Availability Guide for Problem Management

Introduction to Problem Management
Availability Guide for Problem Management125509
1-3
Measuring Outages
Outage Minutes
While the computer industry often measures availability as percentage of total time,
Tandem recommends measuring availability by outage minutes, assuming 24x7x365
operations. Using an outage-minutes-per-year measurement is easy to understand and
provides more meaningful data than percentage numbers. Table 1-1 compares
percentages with equivalent outage minutes and the resulting user impact.
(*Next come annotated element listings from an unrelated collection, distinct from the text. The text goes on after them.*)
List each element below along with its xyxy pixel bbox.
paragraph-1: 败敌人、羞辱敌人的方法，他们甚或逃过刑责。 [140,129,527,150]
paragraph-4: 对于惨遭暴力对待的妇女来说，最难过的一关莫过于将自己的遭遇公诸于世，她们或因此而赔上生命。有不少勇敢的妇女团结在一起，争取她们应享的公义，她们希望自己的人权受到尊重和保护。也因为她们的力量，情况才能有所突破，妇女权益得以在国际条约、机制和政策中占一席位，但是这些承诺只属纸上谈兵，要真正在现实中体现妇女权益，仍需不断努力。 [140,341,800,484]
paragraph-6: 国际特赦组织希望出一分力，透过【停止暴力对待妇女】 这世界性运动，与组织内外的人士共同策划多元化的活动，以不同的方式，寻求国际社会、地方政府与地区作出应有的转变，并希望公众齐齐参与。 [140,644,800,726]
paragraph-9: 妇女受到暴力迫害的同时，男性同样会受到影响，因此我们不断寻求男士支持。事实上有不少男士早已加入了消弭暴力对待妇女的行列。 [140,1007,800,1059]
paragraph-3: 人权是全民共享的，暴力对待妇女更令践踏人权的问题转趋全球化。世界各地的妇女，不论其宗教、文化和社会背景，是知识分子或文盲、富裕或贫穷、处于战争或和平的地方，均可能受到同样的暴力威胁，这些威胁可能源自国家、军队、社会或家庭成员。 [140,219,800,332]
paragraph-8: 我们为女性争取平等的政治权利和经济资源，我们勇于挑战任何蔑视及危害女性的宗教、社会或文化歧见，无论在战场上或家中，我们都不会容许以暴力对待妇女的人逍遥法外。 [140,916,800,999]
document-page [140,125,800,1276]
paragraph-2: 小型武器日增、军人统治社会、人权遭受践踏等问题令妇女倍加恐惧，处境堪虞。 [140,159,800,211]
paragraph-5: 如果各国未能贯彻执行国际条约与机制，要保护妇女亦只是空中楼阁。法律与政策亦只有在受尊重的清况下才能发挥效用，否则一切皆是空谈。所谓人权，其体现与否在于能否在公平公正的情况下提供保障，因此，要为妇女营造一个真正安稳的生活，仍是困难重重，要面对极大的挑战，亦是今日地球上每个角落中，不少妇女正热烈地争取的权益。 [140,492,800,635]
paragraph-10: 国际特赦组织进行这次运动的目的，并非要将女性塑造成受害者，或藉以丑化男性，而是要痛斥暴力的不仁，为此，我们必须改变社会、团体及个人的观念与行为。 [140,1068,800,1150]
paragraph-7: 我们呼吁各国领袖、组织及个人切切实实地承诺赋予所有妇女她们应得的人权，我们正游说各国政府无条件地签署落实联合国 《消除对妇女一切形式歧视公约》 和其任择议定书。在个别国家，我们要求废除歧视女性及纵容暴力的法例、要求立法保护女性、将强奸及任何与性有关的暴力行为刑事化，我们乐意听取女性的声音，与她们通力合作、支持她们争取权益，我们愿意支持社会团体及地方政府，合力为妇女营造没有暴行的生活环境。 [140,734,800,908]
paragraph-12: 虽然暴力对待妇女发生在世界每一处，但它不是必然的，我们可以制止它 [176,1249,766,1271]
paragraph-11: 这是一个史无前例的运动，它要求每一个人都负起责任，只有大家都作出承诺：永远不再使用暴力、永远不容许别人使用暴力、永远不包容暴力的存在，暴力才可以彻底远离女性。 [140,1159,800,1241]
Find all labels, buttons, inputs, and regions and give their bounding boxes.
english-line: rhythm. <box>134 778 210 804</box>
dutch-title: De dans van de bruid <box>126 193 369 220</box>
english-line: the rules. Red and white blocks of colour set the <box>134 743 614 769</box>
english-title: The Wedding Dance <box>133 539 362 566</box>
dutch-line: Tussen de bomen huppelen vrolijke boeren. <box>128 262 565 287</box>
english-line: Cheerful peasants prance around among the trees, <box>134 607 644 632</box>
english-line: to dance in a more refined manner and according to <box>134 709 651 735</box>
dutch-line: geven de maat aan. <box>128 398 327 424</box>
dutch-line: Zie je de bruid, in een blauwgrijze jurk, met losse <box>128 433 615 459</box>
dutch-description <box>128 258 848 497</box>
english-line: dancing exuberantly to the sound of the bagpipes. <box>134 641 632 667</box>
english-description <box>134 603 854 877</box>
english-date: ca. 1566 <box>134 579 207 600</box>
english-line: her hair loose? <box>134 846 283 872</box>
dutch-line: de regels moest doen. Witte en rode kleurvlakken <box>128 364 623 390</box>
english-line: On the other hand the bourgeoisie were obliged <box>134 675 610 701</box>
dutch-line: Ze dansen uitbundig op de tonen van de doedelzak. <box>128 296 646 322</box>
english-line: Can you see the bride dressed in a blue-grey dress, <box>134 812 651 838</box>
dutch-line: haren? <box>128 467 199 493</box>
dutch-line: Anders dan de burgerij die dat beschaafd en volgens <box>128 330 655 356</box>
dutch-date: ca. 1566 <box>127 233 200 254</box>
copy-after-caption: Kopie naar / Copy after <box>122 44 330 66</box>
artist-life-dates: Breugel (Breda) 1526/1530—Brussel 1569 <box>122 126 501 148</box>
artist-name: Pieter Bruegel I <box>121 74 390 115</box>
Measuring Downtime in Minutes
A couple of decades ago, it was reasonable to assume that a computer system should be
available 75 percent of the time. Today, however, reliability standards have increased
substantially. For example, you might well compare a computer system that is available
99.9 percent of the time with a computer system that is available 99.99 percent of the
time.
Now consider the same two computer systems in terms of outage minutes. The first
system is unavailable for 500 minutes during the year while the other system is
unavailable for only 50 minutes during the same year. These values are more meaningful
in view of the fact that the costs of application downtime are usually measured in cost
per minute.
In addition, measuring downtime in minutes makes it easier to understand the benefits of
automated problem resolution. For example, suppose one of your service-level
objectives is to keep downtime to less than 50 minutes per year. If it takes, on average, 5
minutes to manually correct an outage, then your application can tolerate 10 outages per
year, or an average of about 1 outage every 5 weeks. Given that a fully automated
solution to a problem can be accomplished, typically 20 times faster than a manual
solution of the same problem, it follows that you can tolerate up to 200 outages each
year using fully automated solutions, or about one outage every 1.5 to 2 days and
achieve the same goal.
Measuring Downtime in a Client/Server Application
For client/server types of applications it is useful to take measuring downtime a step
further and express it as the number of user outage minutes. A failure in the client part
of the application might affect only one user, but to that user the application is down. A
failure in part of the network could affect several users. A failure in the server, however,
could affect hundreds of users. It is, therefore, important that an outage in the server be
weighted over an outage in the client.
Table 1-1. Outage Minutes per Year (Assuming 24x7x365 Operations)
Percent
Availability 90% 99% 99.9% 99.99% 99.999% 100%
Outage
Minutes/Year* 50,000 5,000 500 50 5 0
User Impact* 35 days 3.5 days 8.3 hours 50 minutes 5 minutes 0 minutes
*Outage minutes per year and user impact days are approximations.